DEFAULT_K8S_SELECTOR_LABEL = "eks.amazonaws.com/nodegroup"


class NebariWorkflow(Workflow):
"""Hera Workflow object with required/reasonable default for running
on Nebari
"""

def __init__(self, **kwargs):
super().__init__(**kwargs)

if "ttl_strategy" in kwargs.keys():
self.ttl_strategy = kwargs["ttl_strategy"]
else:
self.ttl_strategy = TTLStrategy(
seconds_after_completion=DEFAULT_TTL,
seconds_after_success=DEFAULT_TTL,
seconds_after_failure=DEFAULT_TTL,
)

if "node_selector" in kwargs.keys():
self.node_selector = kwargs["node_selector"]
else:
self.node_selector = {DEFAULT_K8S_SELECTOR_LABEL: DEFAULT_ARGO_NODE_TYPE}

self.namespace = os.environ["ARGO_NAMESPACE"]

self.labels = {
"workflows.argoproj.io/creator-preferred-username": sanitize_label(username),
'jupyterflow-override': 'true',
}


def create_conda_command(
script_path,
conda_env,
stdout_path="stdout.txt",
):
"""Workflows need to be submitted via a bash command that runs a
python script. This function creates a conda run command that
will run a script from a given location using a given conda
environment.

Parameters
----------
script_path: str
Path to the python script (including extension) to be run on Argo
conda_env: str
Conda environment name in which to the run the `script_path`
stdout_path: str
Local Nebari path (for your user) for standard output from
the given script. Defaults to `stdout.txt`.

Returns
-------
String bash command
"""

conda_command = f'conda run -n {conda_env} python "{script_path}" >> {stdout_path}'
return conda_command


def create_bash_container(name="bash-container"):
"""Create a workflow container that is able to receive bash commands"""
bash_container = Container(
name="bash-container",
image="thiswilloverridden",
inputs=[
Parameter(name="bash_command")
], # inform argo that an input called bash_command is coming
command=["bash", "-c"],
args=["{{inputs.parameters.bash_command}}"], # use the input parameter
)
return bash_container


def submit_argo_script(script_path, conda_env, stdout_path="stdout.txt"):
"""Submit a script to be run via Argo in a specific environment"""
validated = validate_submission(script_path, conda_env)

if not validated:
raise RuntimeError("Unable to submit Argo workflow")

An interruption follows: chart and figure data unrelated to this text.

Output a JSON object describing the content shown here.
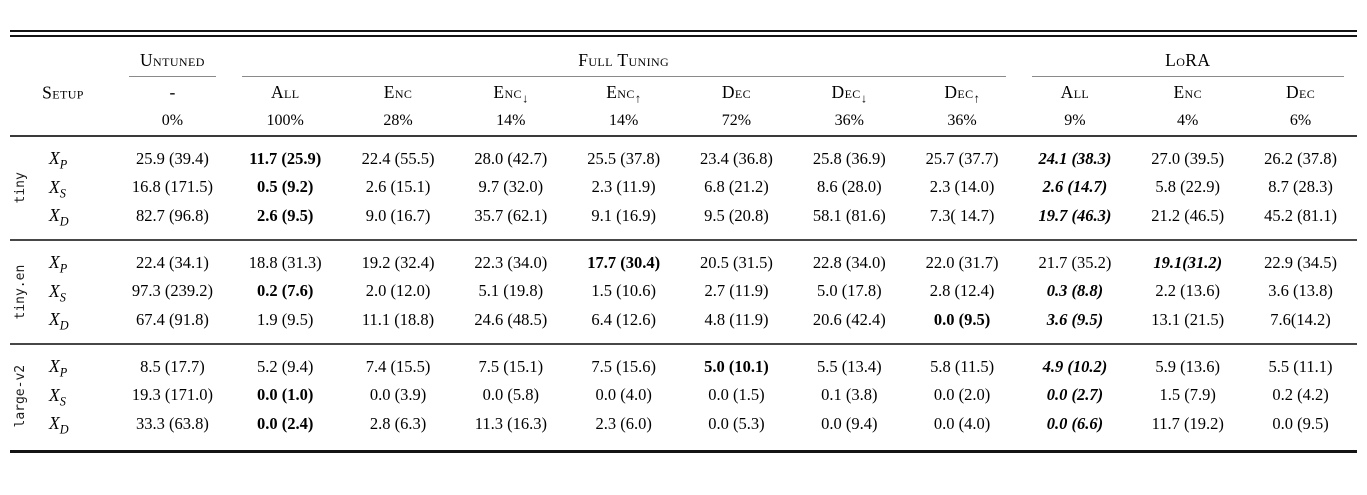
{
  "table": {
    "setup_label": "Setup",
    "col_groups": [
      {
        "label": "Untuned",
        "span": 1
      },
      {
        "label": "Full Tuning",
        "span": 7
      },
      {
        "label": "LoRA",
        "span": 3
      }
    ],
    "columns": [
      {
        "name": "-",
        "smallcaps": false,
        "arrow": "",
        "pct": "0%"
      },
      {
        "name": "All",
        "smallcaps": true,
        "arrow": "",
        "pct": "100%"
      },
      {
        "name": "Enc",
        "smallcaps": true,
        "arrow": "",
        "pct": "28%"
      },
      {
        "name": "Enc",
        "smallcaps": true,
        "arrow": "↓",
        "pct": "14%"
      },
      {
        "name": "Enc",
        "smallcaps": true,
        "arrow": "↑",
        "pct": "14%"
      },
      {
        "name": "Dec",
        "smallcaps": true,
        "arrow": "",
        "pct": "72%"
      },
      {
        "name": "Dec",
        "smallcaps": true,
        "arrow": "↓",
        "pct": "36%"
      },
      {
        "name": "Dec",
        "smallcaps": true,
        "arrow": "↑",
        "pct": "36%"
      },
      {
        "name": "All",
        "smallcaps": true,
        "arrow": "",
        "pct": "9%"
      },
      {
        "name": "Enc",
        "smallcaps": true,
        "arrow": "",
        "pct": "4%"
      },
      {
        "name": "Dec",
        "smallcaps": true,
        "arrow": "",
        "pct": "6%"
      }
    ],
    "groups": [
      {
        "name": "tiny",
        "rows": [
          {
            "label": "X",
            "sub": "P",
            "cells": [
              {
                "t": "25.9 (39.4)",
                "s": "n"
              },
              {
                "t": "11.7 (25.9)",
                "s": "b"
              },
              {
                "t": "22.4 (55.5)",
                "s": "n"
              },
              {
                "t": "28.0 (42.7)",
                "s": "n"
              },
              {
                "t": "25.5 (37.8)",
                "s": "n"
              },
              {
                "t": "23.4 (36.8)",
                "s": "n"
              },
              {
                "t": "25.8 (36.9)",
                "s": "n"
              },
              {
                "t": "25.7 (37.7)",
                "s": "n"
              },
              {
                "t": "24.1 (38.3)",
                "s": "bi"
              },
              {
                "t": "27.0 (39.5)",
                "s": "n"
              },
              {
                "t": "26.2 (37.8)",
                "s": "n"
              }
            ]
          },
          {
            "label": "X",
            "sub": "S",
            "cells": [
              {
                "t": "16.8 (171.5)",
                "s": "n"
              },
              {
                "t": "0.5 (9.2)",
                "s": "b"
              },
              {
                "t": "2.6 (15.1)",
                "s": "n"
              },
              {
                "t": "9.7 (32.0)",
                "s": "n"
              },
              {
                "t": "2.3 (11.9)",
                "s": "n"
              },
              {
                "t": "6.8 (21.2)",
                "s": "n"
              },
              {
                "t": "8.6 (28.0)",
                "s": "n"
              },
              {
                "t": "2.3 (14.0)",
                "s": "n"
              },
              {
                "t": "2.6 (14.7)",
                "s": "bi"
              },
              {
                "t": "5.8 (22.9)",
                "s": "n"
              },
              {
                "t": "8.7 (28.3)",
                "s": "n"
              }
            ]
          },
          {
            "label": "X",
            "sub": "D",
            "cells": [
              {
                "t": "82.7 (96.8)",
                "s": "n"
              },
              {
                "t": "2.6 (9.5)",
                "s": "b"
              },
              {
                "t": "9.0 (16.7)",
                "s": "n"
              },
              {
                "t": "35.7 (62.1)",
                "s": "n"
              },
              {
                "t": "9.1 (16.9)",
                "s": "n"
              },
              {
                "t": "9.5 (20.8)",
                "s": "n"
              },
              {
                "t": "58.1 (81.6)",
                "s": "n"
              },
              {
                "t": "7.3( 14.7)",
                "s": "n"
              },
              {
                "t": "19.7 (46.3)",
                "s": "bi"
              },
              {
                "t": "21.2 (46.5)",
                "s": "n"
              },
              {
                "t": "45.2 (81.1)",
                "s": "n"
              }
            ]
          }
        ]
      },
      {
        "name": "tiny.en",
        "rows": [
          {
            "label": "X",
            "sub": "P",
            "cells": [
              {
                "t": "22.4 (34.1)",
                "s": "n"
              },
              {
                "t": "18.8 (31.3)",
                "s": "n"
              },
              {
                "t": "19.2 (32.4)",
                "s": "n"
              },
              {
                "t": "22.3 (34.0)",
                "s": "n"
              },
              {
                "t": "17.7 (30.4)",
                "s": "b"
              },
              {
                "t": "20.5 (31.5)",
                "s": "n"
              },
              {
                "t": "22.8 (34.0)",
                "s": "n"
              },
              {
                "t": "22.0 (31.7)",
                "s": "n"
              },
              {
                "t": "21.7 (35.2)",
                "s": "n"
              },
              {
                "t": "19.1(31.2)",
                "s": "bi"
              },
              {
                "t": "22.9 (34.5)",
                "s": "n"
              }
            ]
          },
          {
            "label": "X",
            "sub": "S",
            "cells": [
              {
                "t": "97.3 (239.2)",
                "s": "n"
              },
              {
                "t": "0.2 (7.6)",
                "s": "b"
              },
              {
                "t": "2.0 (12.0)",
                "s": "n"
              },
              {
                "t": "5.1 (19.8)",
                "s": "n"
              },
              {
                "t": "1.5 (10.6)",
                "s": "n"
              },
              {
                "t": "2.7 (11.9)",
                "s": "n"
              },
              {
                "t": "5.0 (17.8)",
                "s": "n"
              },
              {
                "t": "2.8 (12.4)",
                "s": "n"
              },
              {
                "t": "0.3 (8.8)",
                "s": "bi"
              },
              {
                "t": "2.2 (13.6)",
                "s": "n"
              },
              {
                "t": "3.6 (13.8)",
                "s": "n"
              }
            ]
          },
          {
            "label": "X",
            "sub": "D",
            "cells": [
              {
                "t": "67.4 (91.8)",
                "s": "n"
              },
              {
                "t": "1.9 (9.5)",
                "s": "n"
              },
              {
                "t": "11.1 (18.8)",
                "s": "n"
              },
              {
                "t": "24.6 (48.5)",
                "s": "n"
              },
              {
                "t": "6.4 (12.6)",
                "s": "n"
              },
              {
                "t": "4.8 (11.9)",
                "s": "n"
              },
              {
                "t": "20.6 (42.4)",
                "s": "n"
              },
              {
                "t": "0.0 (9.5)",
                "s": "b"
              },
              {
                "t": "3.6 (9.5)",
                "s": "bi"
              },
              {
                "t": "13.1 (21.5)",
                "s": "n"
              },
              {
                "t": "7.6(14.2)",
                "s": "n"
              }
            ]
          }
        ]
      },
      {
        "name": "large-v2",
        "rows": [
          {
            "label": "X",
            "sub": "P",
            "cells": [
              {
                "t": "8.5 (17.7)",
                "s": "n"
              },
              {
                "t": "5.2 (9.4)",
                "s": "n"
              },
              {
                "t": "7.4 (15.5)",
                "s": "n"
              },
              {
                "t": "7.5 (15.1)",
                "s": "n"
              },
              {
                "t": "7.5 (15.6)",
                "s": "n"
              },
              {
                "t": "5.0 (10.1)",
                "s": "b"
              },
              {
                "t": "5.5 (13.4)",
                "s": "n"
              },
              {
                "t": "5.8 (11.5)",
                "s": "n"
              },
              {
                "t": "4.9 (10.2)",
                "s": "bi"
              },
              {
                "t": "5.9 (13.6)",
                "s": "n"
              },
              {
                "t": "5.5 (11.1)",
                "s": "n"
              }
            ]
          },
          {
            "label": "X",
            "sub": "S",
            "cells": [
              {
                "t": "19.3 (171.0)",
                "s": "n"
              },
              {
                "t": "0.0 (1.0)",
                "s": "b"
              },
              {
                "t": "0.0 (3.9)",
                "s": "n"
              },
              {
                "t": "0.0 (5.8)",
                "s": "n"
              },
              {
                "t": "0.0 (4.0)",
                "s": "n"
              },
              {
                "t": "0.0 (1.5)",
                "s": "n"
              },
              {
                "t": "0.1 (3.8)",
                "s": "n"
              },
              {
                "t": "0.0 (2.0)",
                "s": "n"
              },
              {
                "t": "0.0 (2.7)",
                "s": "bi"
              },
              {
                "t": "1.5 (7.9)",
                "s": "n"
              },
              {
                "t": "0.2 (4.2)",
                "s": "n"
              }
            ]
          },
          {
            "label": "X",
            "sub": "D",
            "cells": [
              {
                "t": "33.3 (63.8)",
                "s": "n"
              },
              {
                "t": "0.0 (2.4)",
                "s": "b"
              },
              {
                "t": "2.8 (6.3)",
                "s": "n"
              },
              {
                "t": "11.3 (16.3)",
                "s": "n"
              },
              {
                "t": "2.3 (6.0)",
                "s": "n"
              },
              {
                "t": "0.0 (5.3)",
                "s": "n"
              },
              {
                "t": "0.0 (9.4)",
                "s": "n"
              },
              {
                "t": "0.0 (4.0)",
                "s": "n"
              },
              {
                "t": "0.0 (6.6)",
                "s": "bi"
              },
              {
                "t": "11.7 (19.2)",
                "s": "n"
              },
              {
                "t": "0.0 (9.5)",
                "s": "n"
              }
            ]
          }
        ]
      }
    ]
  }
}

conda_command = create_conda_command(script_path, conda_env, stdout_path)

LOGGER.debug("Submitting command {conda_command} to Argo")

with NebariWorkflow(
generate_name="workflow-name-",
entrypoint="steps",
) as w:
bash_container = create_bash_container()
with Steps(
name="steps", # must match Workflow entrypoint
annotations={"go": "here"},
):
bash_container(
name="step-name",
arguments=[Parameter(name="bash_command", value=conda_command)],
)

workflow = w.create()
return workflow

Next, you'll need to create a python script and a conda environment. Then to submit the workflow to Argo you would run the high level command:

path = '/path/to/pyfile.py'
nebari_conda_env = 'analyst-workflow-env'
submit_argo_script(path, nebari_conda_env)

Now you can go to the Argo UI and monitor progress!

Conclusion

Well done! You've learned how to submit a python workflow to Argo and have a few extra tools to help you along.